In 2001 I played the demo of Operation Flashpoint for the first time, courtesy of PC Gamer’s cover disc. A month later, after the release of the full game, I found myself in love with its multiplayer and at the start of an intriguing journey that I’ve been on ever since.
In prehistoric times, hosting a multiplayer mission in GameSpy with a 56K modem was like trying to race a camel whilst tied to a bungee rope. In 2001 Operation Flashpoint’s map editor was exceptional but, given my 56K connection, the only way I could play my homemade missions publicly was if I sent the files to people with better connections so they could host them. That was how our clan really began, and a year or so later we’d rented our own public server and begun using TeamSpeak 2.
‘Striker, are you there?’ a muffled voice called out through my tinny Logitech speakers.
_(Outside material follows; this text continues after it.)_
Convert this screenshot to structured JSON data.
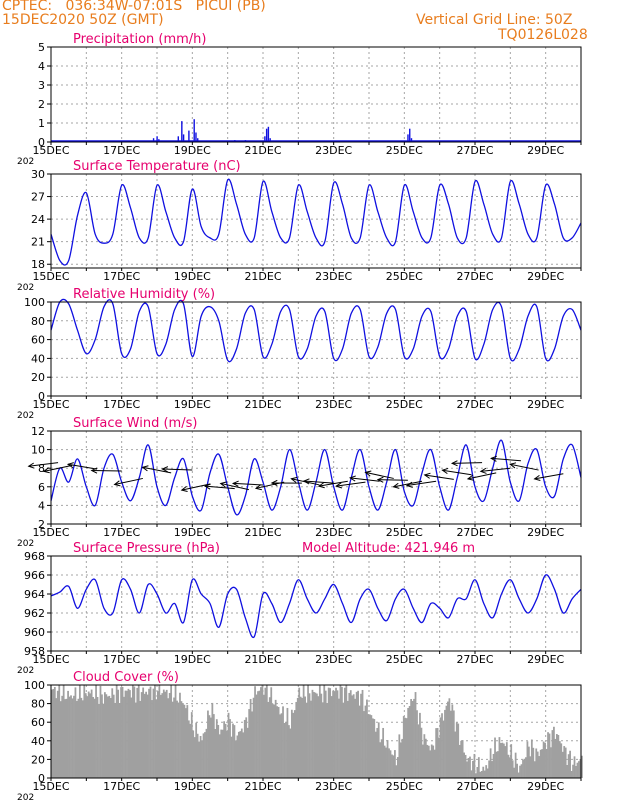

I hated answering phones, and the first time I used TS2 I was filled with dread. Despite that, everyone was lovely and I soon realised I’d struck up some meaningful friendships. One person came to visit me in Newcastle, another invited me up to a wedding in Fort William and showered me with haggis.
In the years that followed, we played dozens of clan matches and enjoyed countless sweaty-palm moments. Never without the odd forum drama or ‘hackusation’, most of us stuck together and clung onto Operation Flashpoint as the community slowly drifted.
Then in 2006, the very sad passing of one our members was a catalyst for our big meet-up in Manchester, with some travelling in from as far as Germany. One of the guys from Sunderland picked me up and we drove down through Lake District snowdrifts. Two fun days of solid drinking and wobbly English ensued.
In the months that followed the OFP community flaked away, and we found a new home in Battlefield 2.
Fast forward to today and the landscape of PC gaming online has changed so much—or at least it has for our clan.
At one time members of the team might bring a friend, a workmate or even a family member along to join up, but these days the opposite is true. Many of our number have disappeared in favour of playing with real-world pals.
Members still hook up, but they dip in and out of their own rooms on Discord, using it as a place to natter as much as play games. Neatly archived forum discussions are long gone, too, given up initially for a huge communal Facebook chat, and now replaced by a stream of conscious diarrhoea on Discord, plus the sharing of dog gifs. Once-coherent conversations have been drowned out in our own sea of emojis and memes.
There are other Battlefield clans parallel to ours whose servers we’ve played on over the years, and it seems they share this trajectory. It’s been particularly noticeable for all of us since Battlefield 1, which didn’t offer clan tags or Platoon systems until months after release. Tags help to advertise the clan, and without them it’s almost impossible to recruit.
For me, more worrying still is the multiplayer model that popular games such as PUBG have adopted, where, instead of browsing for a dedicated server, you hop in and out of matches, temporarily connecting with other players via matchmaking. Dedicated clan servers have always supported the longevity of their games, acting not just as platforms for the teams who rent them, but as hubs for the community. In spite of this, we’ve gone back to Battlefield 4, and occasionally still manage to reignite the old clan romance across its dwindling servers.
Time is scarce these days, with most of us now past 30 or 40 years old. The intensity of all-night gaming marathons has been replaced by late-night baby feeds, punctuated by two-hourly bottom wipes and burping. Who knows, maybe life has just taken over.
But, delightfully, two of our Dutch chaps flew in from Amsterdam for my wedding in 2015, which is testament to what lasting friendships we’ve made. As if that wasn’t enough, they came fully armed with two pairs of customised clogs for myself and my wife. 17 years on, my feet may now be splintered, but I know it’s all been worthwhile.